“Gue suka sama lo. Mau gak lo jadi pacar gue?” tanyaku sambil menahan malu saat menatap mata gadis itu.
Pandangannya seketika berubah bersama dengan hela napas yang terdengar anti klimaks. Aku tidak tahu, bagaimana semuanya bisa seperti ini. Namun, aku memang telah memiliki rasa itu kepadanya sejak saat itu.
“Sorry,” ujarnya sambil membuang pandangan. “Gue cuma anggap lo sebagai sahabat doang.”
Aku tidak tahu harus berkata apa mendengar jawaban dari gadis itu. Seluruh duniaku terasa runtuh saat kalimat itu terucap dari bibirnya. Sudah tiga tahun aku memiliki perasaan untuk gadis yang telah mengubah segalanya di hidupku sejak saat itu.
Butiran hujan yang turun di sekitarku seolah menjadi saksi tertolaknya cinta yang telah lama dipendam untuknya. Ini adalah manifestasi keberanian yang telah kukumpulkan sejak beberapa bulan belakangan. Namun, lagi-lagi harapanku harus kandas setelah mendengar apa yang diucapkannya barusan.
Aku menghela napas sambil menatapnya. “Sorry, gue selalu maksain lo tentang ini semua.”
Tidak ada jawaban dari lisannya kecuali gelengan pelan dan senyum yang terlihat pahit.

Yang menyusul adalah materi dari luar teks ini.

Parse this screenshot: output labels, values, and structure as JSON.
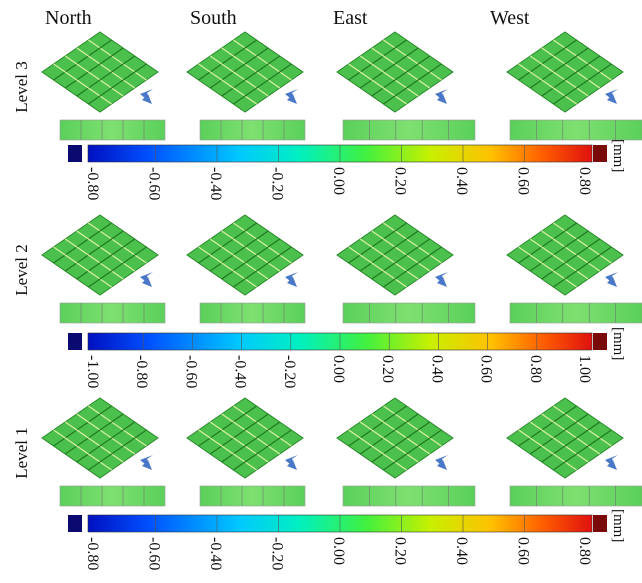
{
  "column_headers": [
    "North",
    "South",
    "East",
    "West"
  ],
  "rows": [
    {
      "label": "Level 3",
      "colorbar": {
        "tick_labels": [
          "-0.80",
          "-0.60",
          "-0.40",
          "-0.20",
          "0.00",
          "0.20",
          "0.40",
          "0.60",
          "0.80"
        ],
        "unit": "[mm]"
      }
    },
    {
      "label": "Level 2",
      "colorbar": {
        "tick_labels": [
          "-1.00",
          "-0.80",
          "-0.60",
          "-0.40",
          "-0.20",
          "0.00",
          "0.20",
          "0.40",
          "0.60",
          "0.80",
          "1.00"
        ],
        "unit": "[mm]"
      }
    },
    {
      "label": "Level 1",
      "colorbar": {
        "tick_labels": [
          "-0.80",
          "-0.60",
          "-0.40",
          "-0.20",
          "0.00",
          "0.20",
          "0.40",
          "0.60",
          "0.80"
        ],
        "unit": "[mm]"
      }
    }
  ]
}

Saat ia mengatakan itu, aku seharusnya sadar bahwa ini semua tidak akan berjalan baik. Meskipun segala hal telah kulakukan untuk tetap membuatnya bahagia. Setidaknya itu yang kupikirkan setelah segenap pedih didapatkan dari jawabannya.
“Ta-tapi, gue gak ada maksud bikin lo down,” sanggahnya sambil menatap dengan cara berbeda.
Aku mengangguk. “Gak apa, udah gue bilang kalo gue yang terlalu maksain ini semua.”
Akhirnya aku hanya bisa menikmati sisa pasta yang masih tersaji di sebuah restoran waralaba a la Italia ini. Aku tahu, ia merasa canggung setelah apa yang terucap barusan. Namun, aku harus tetap bersikap biasa agar tidak mengitimidasinya.
Baiklah, segalanya memang tidak sesuai rencanaku.
Setelah penolakannya, aku harus tetap bisa bersikap biasa. Meskipun hal itu terasa tidak mungkin karena apa yang kulakukan dua tahun terakhir ini adalah bagian dari strategi untuk meraih hatinya. Celakanya pintu itu telah tertutup sekarang.
Lagi pula, tidak mungkin aku menyatakan itu untuk kedua kalinya.
Kami berjalan dalam diam dari pusat perbelanjaan di bilangan Blok M menuju ke Stasiun MRT Blok M untuk pulang. Bahkan ketika kami tiba di peron, ia tidak banyak mengatakan apa pun selain menyunggingkan senyum yang terlihat pahit.
Segalanya tidak akan terasa sama setelah ini. Apa lagi aku dan dirinya tinggal di kompleks yang sama di dekat Stasiun MRT Lebak Bulus. Aku harus mencari cara agar bisa pergi terlebih dahulu ketimbang dirinya pada esok pagi.